O recurso, com base na alínea a do inciso III do artigo 102 da Constituição, combatia julgado da Terceira Turma Recursal de Santa Catarina, que negou apelação do casal tendo como fundamento a idade da mulher: 42 anos.

De acordo com o colegiado, “os serviços de reprodução assistida no âmbito do SUS não aceitam pacientes com idade superior a 40 anos de idade devido as baixas taxas de sucesso e pelos custos elevados, de modo que eles otimizam a escassez de recurso selecionando candidatos (casais) com maior probabilidade de taxas de sucesso”.

No presente caso, prossegue o acrórdão, “apesar da previsão para que o SUS oferte tratamentos de reprodução assistida, a autora não preenche os requisitos para a sua inclusão em lista de espera, dada a sua idade – atualmente 42 anos.”

No STF, o casal alegou, entre outros pontos, que “o art. 226, § 7, da CF/88 reconhece a família proteção especial do Estado, assim como o direito a dignidade da pessoal humana e da paternidade responsável, sendo o planejamento familiar de livre decisão do casal, competindo ao Estado propiciar os recursos para tanto”.

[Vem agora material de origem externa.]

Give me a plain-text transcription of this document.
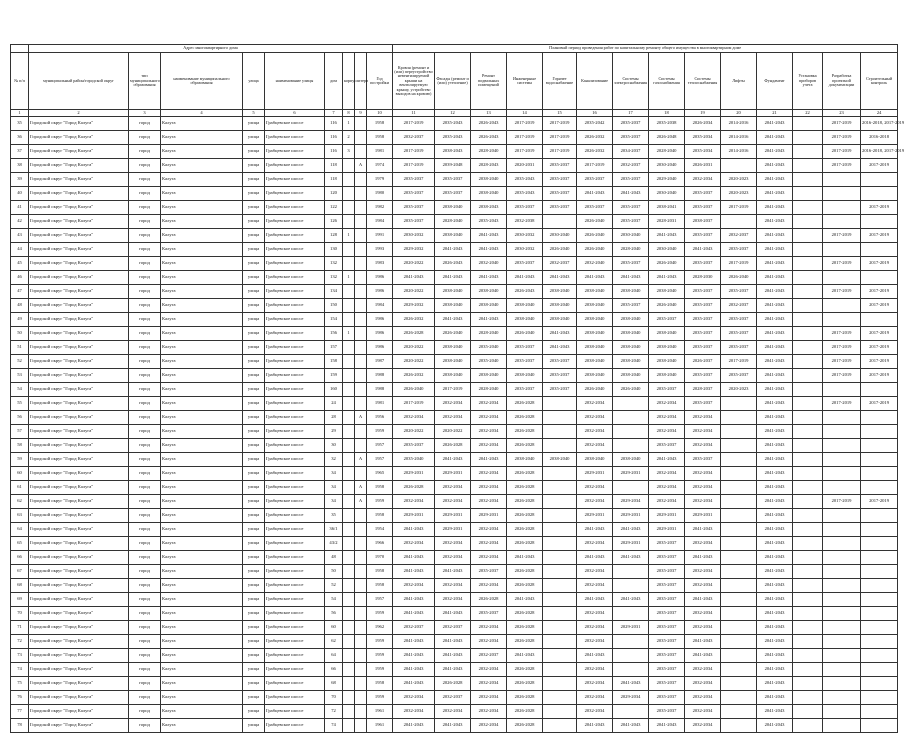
	Адрес многоквартирного дома									Плановый период проведения работ по капитальному ремонту общего имущества в многоквартирном доме													
№ п/п	муниципальный район/городской округ	тип муниципального образования	наименование муниципального образования	улица	наименование улицы	дом	корпус	литера	Год постройки	Кровля (ремонт и (или) переустройство невентилируемой крыши на вентилируемую крышу, устройство выходов на кровлю)	Фасады (ремонт и (или) утепление)	Ремонт подвальных помещений	Инженерные системы	Горячее водоснабжение	Канализование	Системы электроснабжения	Системы газоснабжения	Системы теплоснабжения	Лифты	Фундамент	Установка приборов учета	Разработка проектной документации	Строительный контроль
1	2	3	4	5	6	7	8	9	10	11	12	13	14	15	16	17	18	19	20	21	22	23	24
35	Городской округ "Город Калуга"	город	Калуга	улица	Грабцевское шоссе	116	1		1958	2017-2019	2035-2043	2026-2043	2017-2019	2017-2019	2035-2042	2035-2037	2035-2038	2026-2034	2014-2016	2041-2043		2017-2019	2016-2018, 2017-2019
36	Городской округ "Город Калуга"	город	Калуга	улица	Грабцевское шоссе	116	2		1958	2032-2037	2035-2043	2026-2043	2017-2019	2017-2019	2026-2032	2035-2037	2026-2048	2035-2034	2014-2016	2041-2043		2017-2019	2016-2018
37	Городской округ "Город Калуга"	город	Калуга	улица	Грабцевское шоссе	116	3		1981	2017-2019	2038-2043	2028-2040	2017-2019	2017-2019	2026-2032	2034-2037	2028-2040	2035-2034	2014-2016	2041-2043		2017-2019	2016-2018, 2017-2019
38	Городской округ "Город Калуга"	город	Калуга	улица	Грабцевское шоссе	118		А	1974	2017-2019	2039-2048	2028-2043	2020-2031	2035-2037	2017-2019	2032-2037	2030-2040	2026-2031		2041-2043		2017-2019	2017-2019
39	Городской округ "Город Калуга"	город	Калуга	улица	Грабцевское шоссе	118			1979	2035-2037	2035-2037	2038-2040	2035-2043	2035-2037	2035-2037	2035-2037	2029-2040	2032-2034	2020-2023	2041-2043			
40	Городской округ "Город Калуга"	город	Калуга	улица	Грабцевское шоссе	120			1980	2035-2037	2035-2037	2038-2040	2035-2043	2035-2037	2041-2043	2041-2043	2030-2040	2035-2037	2020-2023	2041-2043			
41	Городской округ "Город Калуга"	город	Калуга	улица	Грабцевское шоссе	122			1982	2035-2037	2038-2040	2038-2043	2035-2037	2035-2037	2035-2037	2035-2037	2038-2041	2035-2037	2017-2019	2041-2043			2017-2019
42	Городской округ "Город Калуга"	город	Калуга	улица	Грабцевское шоссе	126			1984	2035-2037	2028-2040	2035-2043	2032-2038		2026-2040	2035-2037	2028-2031	2038-2037		2041-2043			
43	Городской округ "Город Калуга"	город	Калуга	улица	Грабцевское шоссе	128	1		1991	2030-2032	2038-2040	2041-2043	2030-2032	2030-2040	2026-2040	2030-2040	2041-2043	2035-2037	2032-2037	2041-2043		2017-2019	2017-2019
44	Городской округ "Город Калуга"	город	Калуга	улица	Грабцевское шоссе	130			1993	2029-2032	2041-2043	2041-2043	2030-2032	2026-2040	2026-2040	2028-2040	2030-2040	2041-2043	2035-2037	2041-2043			
45	Городской округ "Город Калуга"	город	Калуга	улица	Грабцевское шоссе	132			1983	2020-2022	2026-2043	2032-2040	2035-2037	2032-2037	2032-2040	2035-2037	2026-2040	2035-2037	2017-2019	2041-2043		2017-2019	2017-2019
46	Городской округ "Город Калуга"	город	Калуга	улица	Грабцевское шоссе	132	1		1986	2041-2043	2041-2043	2041-2043	2041-2043	2041-2043	2041-2043	2041-2043	2041-2043	2028-2030	2026-2040	2041-2043			
47	Городской округ "Город Калуга"	город	Калуга	улица	Грабцевское шоссе	134			1986	2020-2022	2038-2040	2038-2040	2026-2043	2038-2040	2038-2040	2038-2040	2038-2040	2035-2037	2035-2037	2041-2043		2017-2019	2017-2019
48	Городской округ "Город Калуга"	город	Калуга	улица	Грабцевское шоссе	150			1984	2029-2032	2038-2040	2038-2040	2038-2040	2038-2040	2038-2040	2035-2037	2026-2040	2035-2037	2032-2037	2041-2043			2017-2019
49	Городской округ "Город Калуга"	город	Калуга	улица	Грабцевское шоссе	154			1986	2026-2032	2041-2043	2041-2043	2038-2040	2038-2040	2038-2040	2038-2040	2035-2037	2035-2037	2035-2037	2041-2043			
50	Городской округ "Город Калуга"	город	Калуга	улица	Грабцевское шоссе	156	1		1986	2026-2028	2026-2040	2028-2040	2026-2040	2041-2043	2038-2040	2038-2040	2038-2040	2035-2037	2035-2037	2041-2043		2017-2019	2017-2019
51	Городской округ "Город Калуга"	город	Калуга	улица	Грабцевское шоссе	157			1986	2020-2022	2038-2040	2035-2040	2035-2037	2041-2043	2038-2040	2038-2040	2038-2040	2035-2037	2035-2037	2041-2043		2017-2019	2017-2019
52	Городской округ "Город Калуга"	город	Калуга	улица	Грабцевское шоссе	158			1987	2020-2022	2038-2040	2035-2040	2035-2037	2035-2037	2038-2040	2038-2040	2038-2040	2026-2037	2017-2019	2041-2043		2017-2019	2017-2019
53	Городской округ "Город Калуга"	город	Калуга	улица	Грабцевское шоссе	159			1988	2026-2032	2038-2040	2038-2040	2038-2040	2035-2037	2038-2040	2038-2040	2038-2040	2035-2037	2035-2037	2041-2043		2017-2019	2017-2019
54	Городской округ "Город Калуга"	город	Калуга	улица	Грабцевское шоссе	160			1988	2026-2040	2017-2019	2028-2040	2035-2037	2035-2037	2026-2040	2026-2040	2035-2037	2028-2037	2020-2023	2041-2043			
55	Городской округ "Город Калуга"	город	Калуга	улица	Грабцевское шоссе	24			1981	2017-2019	2032-2034	2032-2034	2026-2028		2032-2034		2032-2034	2035-2037		2041-2043		2017-2019	2017-2019
56	Городской округ "Город Калуга"	город	Калуга	улица	Грабцевское шоссе	28		А	1956	2032-2034	2032-2034	2032-2034	2026-2028		2032-2034		2032-2034	2032-2034		2041-2043			
57	Городской округ "Город Калуга"	город	Калуга	улица	Грабцевское шоссе	29			1959	2020-2022	2020-2022	2032-2034	2026-2028		2032-2034		2032-2034	2032-2034		2041-2043			
58	Городской округ "Город Калуга"	город	Калуга	улица	Грабцевское шоссе	30			1957	2035-2037	2026-2028	2032-2034	2026-2028		2032-2034		2035-2037	2032-2034		2041-2043			
59	Городской округ "Город Калуга"	город	Калуга	улица	Грабцевское шоссе	32		А	1957	2035-2040	2041-2043	2041-2043	2038-2040	2038-2040	2038-2040	2038-2040	2041-2043	2035-2037		2041-2043			
60	Городской округ "Город Калуга"	город	Калуга	улица	Грабцевское шоссе	34			1965	2029-2031	2029-2031	2032-2034	2026-2028		2029-2031	2029-2031	2032-2034	2032-2034		2041-2043			
61	Городской округ "Город Калуга"	город	Калуга	улица	Грабцевское шоссе	34		А	1958	2026-2028	2032-2034	2032-2034	2026-2028		2032-2034		2032-2034	2032-2034		2041-2043			
62	Городской округ "Город Калуга"	город	Калуга	улица	Грабцевское шоссе	34		А	1959	2032-2034	2032-2034	2032-2034	2026-2028		2032-2034	2029-2034	2032-2034	2032-2034		2041-2043		2017-2019	2017-2019
63	Городской округ "Город Калуга"	город	Калуга	улица	Грабцевское шоссе	35			1958	2029-2031	2029-2031	2029-2031	2026-2028		2029-2031	2029-2031	2029-2031	2029-2031		2041-2043			
64	Городской округ "Город Калуга"	город	Калуга	улица	Грабцевское шоссе	36/1			1954	2041-2043	2029-2031	2032-2034	2026-2028		2041-2043	2041-2043	2029-2031	2041-2043		2041-2043			
65	Городской округ "Город Калуга"	город	Калуга	улица	Грабцевское шоссе	43/2			1966	2032-2034	2032-2034	2032-2034	2026-2028		2032-2034	2029-2031	2035-2037	2032-2034		2041-2043			
66	Городской округ "Город Калуга"	город	Калуга	улица	Грабцевское шоссе	48			1970	2041-2043	2032-2034	2032-2034	2041-2043		2041-2043	2041-2043	2035-2037	2041-2043		2041-2043			
67	Городской округ "Город Калуга"	город	Калуга	улица	Грабцевское шоссе	50			1958	2041-2043	2041-2043	2035-2037	2026-2028		2032-2034		2035-2037	2032-2034		2041-2043			
68	Городской округ "Город Калуга"	город	Калуга	улица	Грабцевское шоссе	52			1958	2032-2034	2032-2034	2032-2034	2026-2028		2032-2034		2035-2037	2032-2034		2041-2043			
69	Городской округ "Город Калуга"	город	Калуга	улица	Грабцевское шоссе	54			1957	2041-2043	2032-2034	2026-2028	2041-2043		2041-2043	2041-2043	2035-2037	2041-2043		2041-2043			
70	Городской округ "Город Калуга"	город	Калуга	улица	Грабцевское шоссе	56			1959	2041-2043	2041-2043	2035-2037	2026-2028		2032-2034		2035-2037	2032-2034		2041-2043			
71	Городской округ "Город Калуга"	город	Калуга	улица	Грабцевское шоссе	60			1962	2032-2037	2032-2037	2032-2034	2026-2028		2032-2034	2029-2031	2035-2037	2032-2034		2041-2043			
72	Городской округ "Город Калуга"	город	Калуга	улица	Грабцевское шоссе	62			1959	2041-2043	2041-2043	2032-2034	2026-2028		2032-2034		2035-2037	2041-2043		2041-2043			
73	Городской округ "Город Калуга"	город	Калуга	улица	Грабцевское шоссе	64			1959	2041-2043	2041-2043	2032-2037	2041-2043		2041-2043		2035-2037	2041-2043		2041-2043			
74	Городской округ "Город Калуга"	город	Калуга	улица	Грабцевское шоссе	66			1959	2041-2043	2041-2043	2032-2034	2026-2028		2032-2034		2035-2037	2032-2034		2041-2043			
75	Городской округ "Город Калуга"	город	Калуга	улица	Грабцевское шоссе	68			1958	2041-2043	2026-2028	2032-2034	2026-2028		2032-2034	2041-2043	2035-2037	2032-2034		2041-2043			
76	Городской округ "Город Калуга"	город	Калуга	улица	Грабцевское шоссе	70			1959	2032-2034	2032-2037	2032-2034	2026-2028		2032-2034	2029-2034	2035-2037	2032-2034		2041-2043			
77	Городской округ "Город Калуга"	город	Калуга	улица	Грабцевское шоссе	72			1961	2032-2034	2032-2034	2032-2034	2026-2028		2032-2034		2035-2037	2032-2034		2041-2043			
78	Городской округ "Город Калуга"	город	Калуга	улица	Грабцевское шоссе	74			1961	2041-2043	2041-2043	2032-2034	2026-2028		2041-2043	2041-2043	2041-2043	2032-2034		2041-2043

Além disso, defendeu que teria sido “demonstrado ao longo de lide que a infertilidade é uma patologia que pode gerar graves danos, não só quanto ao impedimento do exercício do planejamento familiar, mas também no que concerne às consequências psicológicas e psiquiátricas, acarretando prejuízos à saúde física e emocional, que pode resultar em graves riscos à saúde do casal”.

Súmula 279

A ministra, no entanto, não reconheceu violação a preceito constitucional no caso concreto. Citando precedentes da Corte, Cármen Lúcia ressaltou que “rever o decidido nas instâncias antecedentes seria necessário o reexame da matéria fático-probatória e da legislação infraconstitucional aplicável ao processo”, o que é vedado pela Súmula número 279 do STF.

Embora o processo não esteja protegido pelo segredo de justiça, o Portal JusCatarina opta por não fornecer o número a fim de preservar a imagem da autora.